Finding and fixing bugs is critical to delivering quality software. One-time new bugs are often introduced into a system when changes are uploaded to a software repository. Changes may be due to adding new features or possibly correcting existing bugs.
Mozilla is planning on taking advantage of research being done by Ubisoft using artificial intelligence (AI) and machine learning (ML) to automatically catch software bugs when source code is committed to a software repository. The software is called CLEVER for Combining Levels of Bug Prevention and Resolution techniques. CLEVER was outlined in the paper “CLEVER: Combining Code Metrics with Clone Detection for Just-In-Time Fault Prevention and Resolution in Large Industrial Projects.” The paper was done at Ubisoft’s La Forge Research Lab and the ECE Department at Concordia University by Mathieu Nayrolles and Abdelwahab Hamou-Lhadj.
CLEVER is designed to flag risky commits to a source-code repository. It was able to detect risky commits 79% of the time with 65% recall based on a dozen Ubisoft projects, which is an improvement over a similar application—Commit Guru.
Defeating the False-Positive Problem
The challenge with these and other static-analysis applications is reducing the number of false positives. Missing a bug is a problem as well, but since the process is automatic, a false negative is no worse than not checking the code in terms of the amount of work a programmer needs to perform. A false positive causes additional work to be done to verify that a bug doesn’t exist. Of course, the systems are useful because they do identify real bugs.
CLEVER uses code matching versus code metrics to reduce the number of false positives. As with similar systems, analysis of a large body of prior material is used to train the system. In addition, the training takes into account commits that were used to fix a fault to provide recommendations when similar errors are found. CLEVER is tied into the bug tracking system, too, in order to match bugs that have been fixed using a commit as well as finding fixes that caused bugs that were fixed later.
The system determines if a new commit swings to the risky or non-risky side. It does this by comparing the changed blocks with historical defects. In a sense, it’s doing a type of code review.
Using machine learning to help identify bugs isn’t new. Microsoft’s IntelliCode feature in the Visual Studio IDE was developed by canning popular projects in GitHub code repositories so that it could make suggestions based on best coding practices. A number of commercial static-analysis tools have also been enhanced by using big-data and ML techniques to improve identification of errors in the code.

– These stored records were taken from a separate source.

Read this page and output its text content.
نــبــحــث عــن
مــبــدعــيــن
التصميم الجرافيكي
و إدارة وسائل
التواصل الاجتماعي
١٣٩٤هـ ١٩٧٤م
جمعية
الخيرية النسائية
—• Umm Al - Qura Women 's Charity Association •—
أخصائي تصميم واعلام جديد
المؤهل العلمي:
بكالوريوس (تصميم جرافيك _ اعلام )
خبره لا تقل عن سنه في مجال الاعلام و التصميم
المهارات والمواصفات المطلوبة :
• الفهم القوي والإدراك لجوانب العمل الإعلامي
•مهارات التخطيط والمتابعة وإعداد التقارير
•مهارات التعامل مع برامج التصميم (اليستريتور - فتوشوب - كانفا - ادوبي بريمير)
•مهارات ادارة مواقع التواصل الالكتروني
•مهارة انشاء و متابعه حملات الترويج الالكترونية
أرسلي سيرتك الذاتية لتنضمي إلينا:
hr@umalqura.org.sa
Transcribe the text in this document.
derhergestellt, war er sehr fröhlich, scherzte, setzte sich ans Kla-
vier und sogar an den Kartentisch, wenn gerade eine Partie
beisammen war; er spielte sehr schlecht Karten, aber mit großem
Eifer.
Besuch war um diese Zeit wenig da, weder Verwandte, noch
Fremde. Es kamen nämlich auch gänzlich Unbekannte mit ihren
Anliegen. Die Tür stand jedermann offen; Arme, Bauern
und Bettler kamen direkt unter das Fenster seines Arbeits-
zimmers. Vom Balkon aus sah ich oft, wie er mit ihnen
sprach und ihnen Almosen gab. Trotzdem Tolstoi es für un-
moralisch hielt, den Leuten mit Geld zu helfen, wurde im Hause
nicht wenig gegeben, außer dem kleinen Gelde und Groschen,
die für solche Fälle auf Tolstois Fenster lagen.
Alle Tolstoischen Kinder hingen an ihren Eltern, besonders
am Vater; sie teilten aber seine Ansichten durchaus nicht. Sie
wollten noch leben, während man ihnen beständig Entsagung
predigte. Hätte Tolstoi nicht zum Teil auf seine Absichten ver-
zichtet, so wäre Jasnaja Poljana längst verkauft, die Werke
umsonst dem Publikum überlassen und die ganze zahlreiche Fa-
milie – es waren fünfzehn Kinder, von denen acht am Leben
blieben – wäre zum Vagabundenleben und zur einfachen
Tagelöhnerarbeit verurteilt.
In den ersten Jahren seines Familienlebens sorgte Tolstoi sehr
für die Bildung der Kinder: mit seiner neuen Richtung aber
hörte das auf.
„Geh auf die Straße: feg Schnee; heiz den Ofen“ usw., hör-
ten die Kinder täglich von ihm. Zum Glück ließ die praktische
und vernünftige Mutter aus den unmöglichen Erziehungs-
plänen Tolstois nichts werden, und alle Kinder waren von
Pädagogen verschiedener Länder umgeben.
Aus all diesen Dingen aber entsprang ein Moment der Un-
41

The CLEVER approach can be applied to any programming language. It does need to be customized for a particular language to help identify code blocks.
CLEVER takes a much different path to detecting problems when compared to programming languages like Rust, Ada, and SPARK. The latter try to eliminate certain types of problems through stricter programming requirements. In the long run, this approach is much more effective, but it doesn’t address existing applications written in other programming languages.
Likewise, more conventional static-analysis programs that examine program syntax and semantics may use ML techniques, but in a much different fashion than CLEVER.
Mozilla is testing CLEVER with its Firefox web browser development process. It will be incorporated into the mainline development if this proves successful. It will be useful if the false-positive rate can be significantly reduced, otherwise it could generate more work than might be saved.